Studio glass sculpture emerged in the early 1960s with the experimentation in hot glass by artistic pioneers Harvey K. Littleton (American, b. 1922) and Dominic Labino (American, 1910-1987). In the 1970s, Dale Chihuly began to popularize the studio glass sculpture movement. After studying at U of W – Madison with Littleton, Chihuly established his own glass program at the Rhode Island School of Design. In 1971, he co-founded the Pilchuck Glass School in the Seattle, WA area. Examples of Chihuly’s early glass sculptures and those of his students, Sonja Blomdahl, Joey Kirkpatrick and Flora Mace, can be seen in the exhibition. Today, the studio glass movement focuses on expanding the potential of the glass medium, creating new techniques and finishes, and experimenting with shape and texture. As the next generation of studio art glass sculptors position themselves in history, it is important to reflect on their predecessors who ultimately laid the groundwork for artistic experimentation in glass form and technique.

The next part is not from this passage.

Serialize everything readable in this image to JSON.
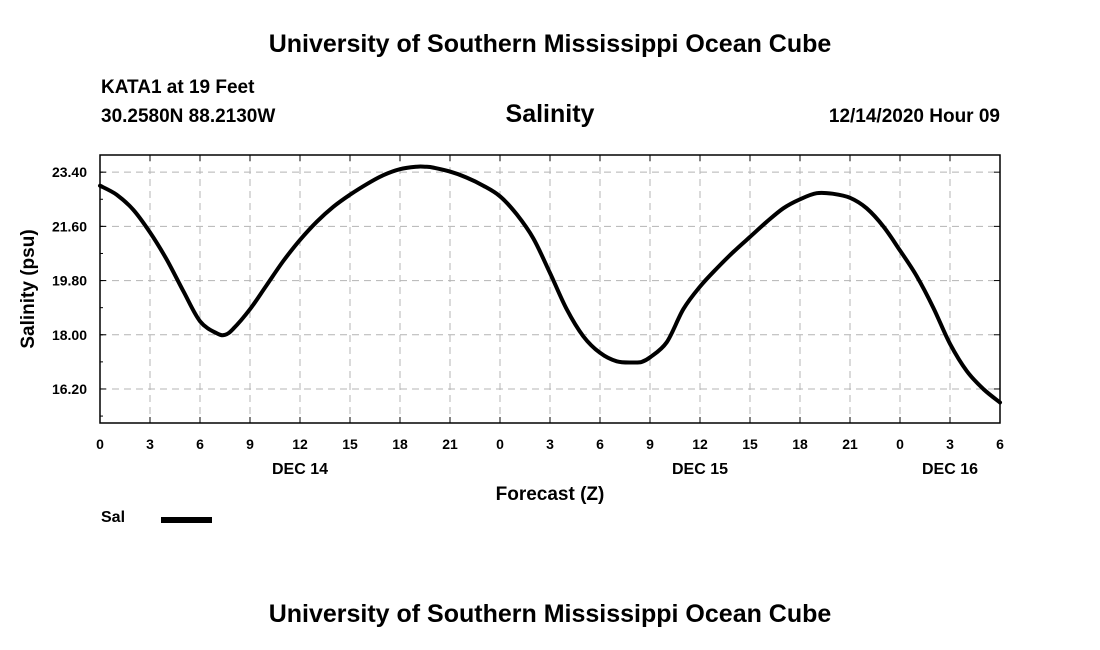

This exhibition, located in the entry window of the Brunnier Art Museum, is curated from the permanent glass collection and features 12 works of contemporary studio glass.

Sophisticated Simplicity of the Victorian Era: Selections from the Iowa Quester Glass Collection
August 26, 2014 –July 31, 2015

This exhibition explores the Victorian Era pressed glass pattern Pleat and Panel. “Pleat and Panel is an attractive pattern reminiscent of older stippled designs. This pattern (originally known as Derby) was introduced about 1882 by Bryce Brothers of Pittsburgh, Penn. When Bryce joined the U.S. Glass Company in 1891, it continued making the pattern.”

“This pattern was originally produced in an extended table service from a good-quality clear non-flint glass. Although you may find odd pieces in amethyst, amber, blue, green, milk white, and vaseline, any color is rare. The design consists of heavily stippled panels separated by clear fluted bars. Forms are square and handles are pressed.” --Source: Jenks, Bill; Jerry Luna and Darryl Reilly. Identifying Pattern Glass Reproductions. Radnor, PA: Wallace-Homestead Book Co., 1993.